My players just finished a mission and now want to fight back.
My players just finished a mission and now want to fight back.
I’m about to write a section in the upcoming mission book about this. Ultimately, it’s a question about the tone of the game you want. Can you effectively fight the corporations?
It’s a question that came up in both games of the Sprawl I’ve played. So it’ll be nice to see some clarification. In both games we had to run missions against the corporation’s archive to erase us from the system. We never got to this point but decided even after erasing us from a corp system specific people at those corporations remembered us even if the corporate records of us were eliminated.
With the scale of corps in cyberpunk settings I dont think erasing yourself entirely from them should ever be an option. But certainly erasing some of your most recent deeds to try to reduce your rating might be feasible. But the risk of missions like that is failure even partial failure might raise your clock rating instead.
It also somewhat depends on why they want to retaliate? Is it petty revenge for being screwed by a Johnson…than it should probabaly be an ugly hard mission that reminds them that in a cyberpunk world getting screwed is just part of the buisness.
If they did something awful specifically…then its about considering how you fight the man, and what your trying to prevent…and how your going to make it financially viable.
I think of corporations in The Sprawl as being massive, unstoppable behemoths. From the players’ perspective this has advantages and disadvantages.

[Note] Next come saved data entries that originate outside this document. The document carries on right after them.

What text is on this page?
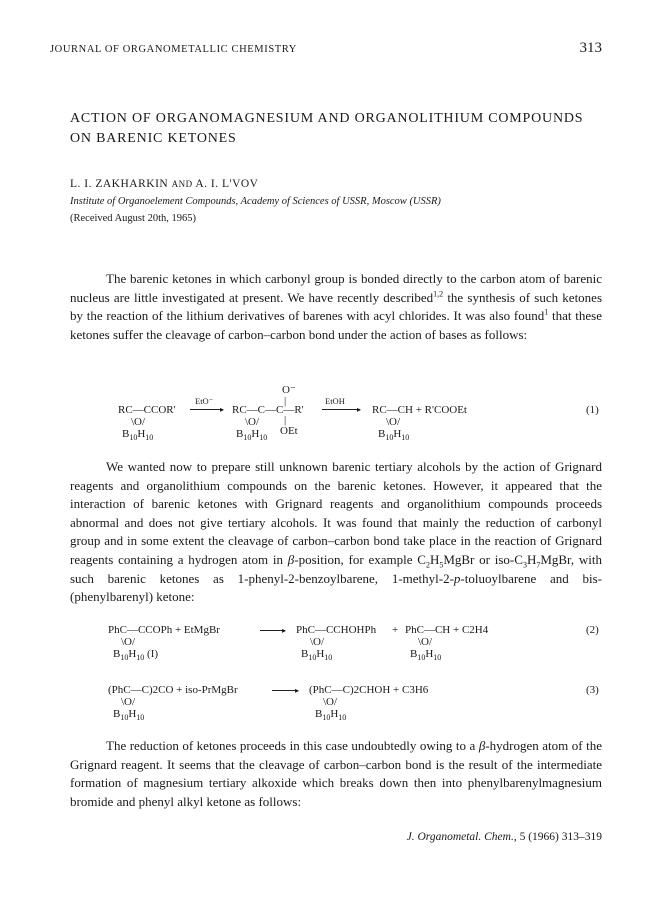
JOURNAL OF ORGANOMETALLIC CHEMISTRY	313
ACTION OF ORGANOMAGNESIUM AND ORGANOLITHIUM COMPOUNDS
ON BARENIC KETONES
L. I. ZAKHARKIN AND A. I. L'VOV
Institute of Organoelement Compounds, Academy of Sciences of USSR, Moscow (USSR)
(Received August 20th, 1965)

The barenic ketones in which carbonyl group is bonded directly to the carbon atom of barenic nucleus are little investigated at present. We have recently described$^{1,2}$ the synthesis of such ketones by the reaction of the lithium derivatives of barenes with acyl chlorides. It was also found$^1$ that these ketones suffer the cleavage of carbon–carbon bond under the action of bases as follows:

RC—CCOR'
\O/
$B_{10}H_{10}$
EtO⁻
▸
O⁻
|
RC—C—C—R'
\O/ |
OEt
$B_{10}H_{10}$
EtOH
▸ RC—CH + R'COOEt
\O/
$B_{10}H_{10}$
(1)

We wanted now to prepare still unknown barenic tertiary alcohols by the action of Grignard reagents and organolithium compounds on the barenic ketones. However, it appeared that the interaction of barenic ketones with Grignard reagents and organolithium compounds proceeds abnormal and does not give tertiary alcohols. It was found that mainly the reduction of carbonyl group and in some extent the cleavage of carbon–carbon bond take place in the reaction of Grignard reagents containing a hydrogen atom in β-position, for example $C_2H_5MgBr$ or iso-$C_3H_7MgBr$, with such barenic ketones as 1-phenyl-2-benzoylbarene, 1-methyl-2-p-toluoylbarene and bis-(phenylbarenyl) ketone:

PhC—CCOPh + EtMgBr
\O/
$B_{10}H_{10}$ (I)
▸ PhC—CCHOHPh
\O/
$B_{10}H_{10}$
+ PhC—CH + C2H4
\O/
$B_{10}H_{10}$
(2)
(PhC—C)2CO + iso-PrMgBr
\O/
$B_{10}H_{10}$
▸ (PhC—C)2CHOH + C3H6
\O/
$B_{10}H_{10}$
(3)

The reduction of ketones proceeds in this case undoubtedly owing to a β-hydrogen atom of the Grignard reagent. It seems that the cleavage of carbon–carbon bond is the result of the intermediate formation of magnesium tertiary alkoxide which breaks down then into phenylbarenylmagnesium bromide and phenyl alkyl ketone as follows:

J. Organometal. Chem., 5 (1966) 313–319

Advantage: they can play both sides without worrying about it blowing back on them too hard. Their contact in Amazon Transportation doesn’t care that they showed up on Amazon TV blowing up Amazon Entertainment sets and running off with their cyborg stars; that’s not her department. As long as it doesn’t blow back on her, it’s not a problem. Of course, it blowing back on her can be a great mission prompt…
Disadvantage: whether you wipe out data, kill/blackmail/threaten everyone who knows you exist, or just vanish from the face of the earth, there’s always someone or some database or some cloud processing unit in the corporation that’s going to remember you, and eventually come after you.
Anyways, this is a long way of saying — I dunno, about 3-4 segments? From a pacing perspective your players want a break from that corporation chasing after them, and you also want a chance to push forward some different threats.